Muitas vezes, admito, fico até surpresa com aquilo que eu encontro. O meu exemplar quase novo do romance O homem do Castelo Alto, de Philip K Dick, por exemplo, que tive vontade de ler após uma conversa virtual com o poeta Nilson Galvão sobre o I Ching. Há muito tempo esses livros me acompanham.

Alguns deles seguem comigo desde a adolescência, atravessando ao meu lado a vida adulta, em cinco ou seis caixas de papelão que eu carregava com cuidado de um lado a outro da cidade. A parte mais valiosa de tudo que possuía, recuerdos das andanças pelos sebos na santa ignorância que protege os muito tolos.

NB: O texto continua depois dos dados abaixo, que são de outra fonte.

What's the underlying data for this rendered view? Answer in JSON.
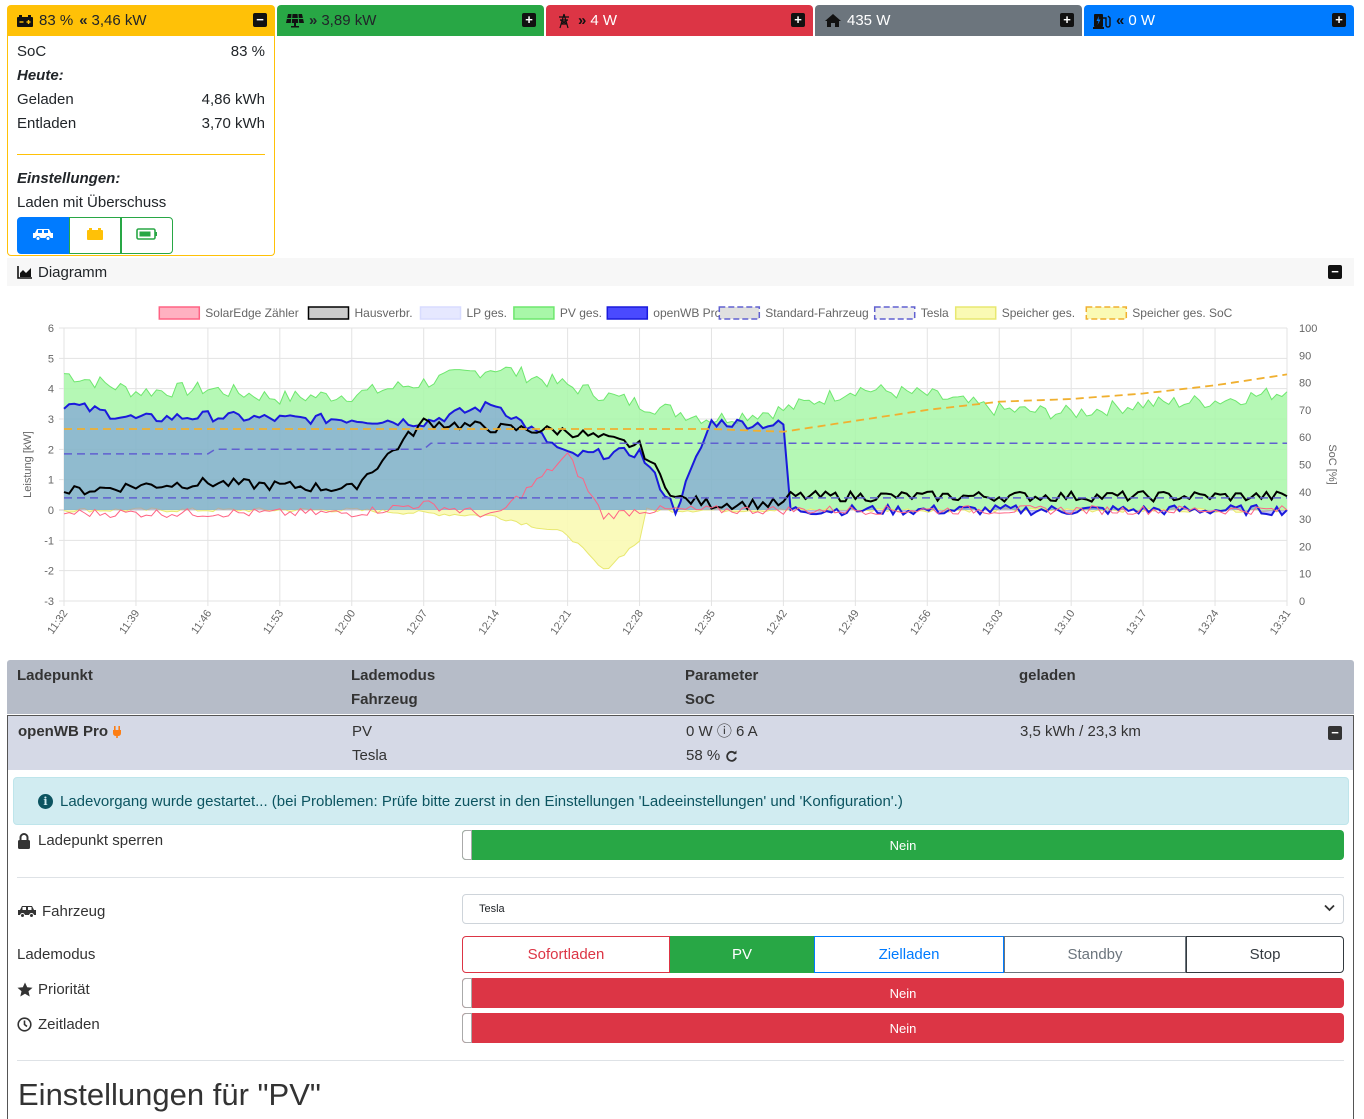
{
  "status_cards": {
    "battery": {
      "soc_text": "83 %",
      "power_text": "3,46 kW",
      "icon": "car-battery-icon",
      "direction_icon": "double-chevron-left-icon",
      "toggle": "−",
      "color": "#ffc107"
    },
    "pv": {
      "power_text": "3,89 kW",
      "icon": "solar-panel-icon",
      "direction_icon": "double-chevron-right-icon",
      "toggle": "+",
      "color": "#28a745"
    },
    "grid": {
      "power_text": "4 W",
      "icon": "power-tower-icon",
      "direction_icon": "double-chevron-right-icon",
      "toggle": "+",
      "color": "#dc3545"
    },
    "house": {
      "power_text": "435 W",
      "icon": "home-icon",
      "toggle": "+",
      "color": "#6c757d"
    },
    "chargepoint": {
      "power_text": "0 W",
      "icon": "charging-station-icon",
      "direction_icon": "double-chevron-left-icon",
      "toggle": "+",
      "color": "#007bff"
    }
  },
  "battery_details": {
    "soc_label": "SoC",
    "soc_value": "83 %",
    "today_heading": "Heute:",
    "charged_label": "Geladen",
    "charged_value": "4,86 kWh",
    "discharged_label": "Entladen",
    "discharged_value": "3,70 kWh",
    "settings_heading": "Einstellungen:",
    "mode_text": "Laden mit Überschuss",
    "priority_buttons": [
      "car-icon",
      "car-battery-icon",
      "battery-icon"
    ]
  },
  "diagram": {
    "title": "Diagramm",
    "toggle": "−"
  },
  "chart_data": {
    "type": "area",
    "legend": [
      {
        "name": "SolarEdge Zähler",
        "color": "#ff6384",
        "fill": "#ffb1c1",
        "dashed": false
      },
      {
        "name": "Hausverbr.",
        "color": "#000000",
        "fill": "#cccccc",
        "dashed": false
      },
      {
        "name": "LP ges.",
        "color": "#d8dcff",
        "fill": "#e6e8ff",
        "dashed": false
      },
      {
        "name": "PV ges.",
        "color": "#6ee76e",
        "fill": "#a8f7a8",
        "dashed": false
      },
      {
        "name": "openWB Pro",
        "color": "#1a1adc",
        "fill": "#4a4aff",
        "dashed": false
      },
      {
        "name": "Standard-Fahrzeug",
        "color": "#6060d0",
        "fill": "#e0e0e0",
        "dashed": true
      },
      {
        "name": "Tesla",
        "color": "#6060d0",
        "fill": "#eeeeee",
        "dashed": true
      },
      {
        "name": "Speicher ges.",
        "color": "#e8e870",
        "fill": "#fafab4",
        "dashed": false
      },
      {
        "name": "Speicher ges. SoC",
        "color": "#f0b030",
        "fill": "#fafab4",
        "dashed": true
      }
    ],
    "x_labels": [
      "11:32",
      "11:39",
      "11:46",
      "11:53",
      "12:00",
      "12:07",
      "12:14",
      "12:21",
      "12:28",
      "12:35",
      "12:42",
      "12:49",
      "12:56",
      "13:03",
      "13:10",
      "13:17",
      "13:24",
      "13:31"
    ],
    "ylabel": "Leistung [kW]",
    "ylim": [
      -3,
      6
    ],
    "y_ticks": [
      "6",
      "5",
      "4",
      "3",
      "2",
      "1",
      "0",
      "-1",
      "-2",
      "-3"
    ],
    "y2label": "SoC [%]",
    "y2lim": [
      0,
      100
    ],
    "y2_ticks": [
      "100",
      "90",
      "80",
      "70",
      "60",
      "50",
      "40",
      "30",
      "20",
      "10",
      "0"
    ],
    "grid": true,
    "legend_position": "top",
    "series": [
      {
        "name": "PV ges.",
        "axis": "y",
        "points": [
          [
            0,
            4.5
          ],
          [
            1,
            3.9
          ],
          [
            2,
            4.0
          ],
          [
            3,
            3.7
          ],
          [
            4,
            3.8
          ],
          [
            5,
            4.2
          ],
          [
            6,
            4.7
          ],
          [
            7,
            4.1
          ],
          [
            8,
            3.5
          ],
          [
            9,
            3.0
          ],
          [
            10,
            3.3
          ],
          [
            11,
            4.0
          ],
          [
            12,
            3.8
          ],
          [
            13,
            3.3
          ],
          [
            14,
            3.2
          ],
          [
            15,
            3.5
          ],
          [
            16,
            3.6
          ],
          [
            17,
            3.9
          ]
        ]
      },
      {
        "name": "Hausverbr.",
        "axis": "y",
        "points": [
          [
            0,
            0.6
          ],
          [
            1,
            0.8
          ],
          [
            2,
            0.9
          ],
          [
            3,
            0.8
          ],
          [
            4,
            0.7
          ],
          [
            5,
            2.9
          ],
          [
            6,
            2.7
          ],
          [
            7,
            2.6
          ],
          [
            8,
            2.1
          ],
          [
            8.5,
            0.4
          ],
          [
            9,
            0.2
          ],
          [
            10,
            0.2
          ],
          [
            10.1,
            0.45
          ],
          [
            11,
            0.45
          ],
          [
            12,
            0.45
          ],
          [
            13,
            0.45
          ],
          [
            14,
            0.45
          ],
          [
            15,
            0.45
          ],
          [
            16,
            0.45
          ],
          [
            17,
            0.45
          ]
        ]
      },
      {
        "name": "openWB Pro",
        "axis": "y",
        "points": [
          [
            0,
            3.5
          ],
          [
            1,
            3.0
          ],
          [
            2,
            3.1
          ],
          [
            3,
            3.0
          ],
          [
            4,
            3.0
          ],
          [
            5,
            2.9
          ],
          [
            6,
            3.5
          ],
          [
            7,
            1.8
          ],
          [
            8,
            1.9
          ],
          [
            8.5,
            0.0
          ],
          [
            9,
            2.9
          ],
          [
            10,
            2.8
          ],
          [
            10.1,
            0.0
          ],
          [
            17,
            0.0
          ]
        ]
      },
      {
        "name": "Speicher ges.",
        "axis": "y",
        "points": [
          [
            0,
            0.0
          ],
          [
            4,
            0.0
          ],
          [
            6,
            -0.2
          ],
          [
            7,
            -0.8
          ],
          [
            7.5,
            -2.0
          ],
          [
            8,
            -1.0
          ],
          [
            8.1,
            0.0
          ],
          [
            17,
            0.0
          ]
        ]
      },
      {
        "name": "SolarEdge Zähler",
        "axis": "y",
        "points": [
          [
            0,
            -0.1
          ],
          [
            4,
            -0.1
          ],
          [
            5,
            0.2
          ],
          [
            6,
            -0.2
          ],
          [
            7,
            1.8
          ],
          [
            7.5,
            -0.2
          ],
          [
            8,
            0.0
          ],
          [
            17,
            0.0
          ]
        ]
      },
      {
        "name": "Standard-Fahrzeug",
        "axis": "y",
        "points": [
          [
            0,
            1.85
          ],
          [
            2,
            1.85
          ],
          [
            2.1,
            2.0
          ],
          [
            5,
            2.0
          ],
          [
            5.1,
            2.2
          ],
          [
            8,
            2.2
          ],
          [
            9,
            2.2
          ],
          [
            10,
            2.2
          ],
          [
            10.1,
            2.2
          ],
          [
            17,
            2.2
          ]
        ]
      },
      {
        "name": "Tesla",
        "axis": "y",
        "points": [
          [
            0,
            0.4
          ],
          [
            8,
            0.4
          ],
          [
            9,
            0.4
          ],
          [
            10,
            0.4
          ],
          [
            17,
            0.4
          ]
        ]
      },
      {
        "name": "Speicher ges. SoC",
        "axis": "y2",
        "points": [
          [
            0,
            63
          ],
          [
            5,
            63
          ],
          [
            9,
            63
          ],
          [
            10,
            62
          ],
          [
            11,
            66
          ],
          [
            12,
            70
          ],
          [
            13,
            73
          ],
          [
            14,
            74
          ],
          [
            15,
            76
          ],
          [
            16,
            79
          ],
          [
            17,
            83
          ]
        ]
      }
    ]
  },
  "table": {
    "headers": {
      "col1": "Ladepunkt",
      "col2a": "Lademodus",
      "col2b": "Fahrzeug",
      "col3a": "Parameter",
      "col3b": "SoC",
      "col4": "geladen"
    },
    "row": {
      "name": "openWB Pro",
      "mode": "PV",
      "vehicle": "Tesla",
      "param": "0 W ⓘ 6 A",
      "soc": "58 %",
      "charged": "3,5 kWh / 23,3 km",
      "toggle": "−"
    }
  },
  "detail": {
    "alert_text": "Ladevorgang wurde gestartet... (bei Problemen: Prüfe bitte zuerst in den Einstellungen 'Ladeeinstellungen' und 'Konfiguration'.)",
    "lock_label": "Ladepunkt sperren",
    "lock_value": "Nein",
    "vehicle_label": "Fahrzeug",
    "vehicle_selected": "Tesla",
    "mode_label": "Lademodus",
    "modes": [
      "Sofortladen",
      "PV",
      "Zielladen",
      "Standby",
      "Stop"
    ],
    "active_mode": "PV",
    "priority_label": "Priorität",
    "priority_value": "Nein",
    "timecharge_label": "Zeitladen",
    "timecharge_value": "Nein",
    "settings_title": "Einstellungen für \"PV\""
  }
}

Esses livros têm sido o meu refúgio ainda agora, quando o hexagrama 49 pressagia repetidamente uma revolução que se aproxima e que se oculta sob a aparência banal do cotidiano. O retorno às estantes me resguarda um pouco. E como me fez falta ler quando faltou o chão e o mundo girou e eu girei em volta.

Aprendi a fazer pão, consertar eletrodomésticos, trabalhar de modo remoto. Voltei a ler! Andei revisitando Cortázar nas últimas semanas – Bestiário e Final do Jogo. E que engraçado como essas leituras e algumas outras foram se conectando sem que eu fizesse qualquer esforço, porque a trilha percorrida foi aleatória.

Acabei indo parar numa coletânea de contos fantásticos que comprei na Librería El Virrey, em Punta Del Este, onde entrei por causa de uma edição em espanhol de Água Viva que estava na vitrine. Havia várias páginas em branco nesse livro, certamente por um erro de impressão, entremeando as narrativas.

Mas era como se a imperfeição daquele objeto fizesse parte do próprio texto de Clarice Lispector. Só então percebi o quanto andava distante e fora de forma. E devo dizer que eu voltei às minhas estantes muito burra. Como quem esquece o próprio idioma e insiste no sotaque do país no qual viveu o exílio.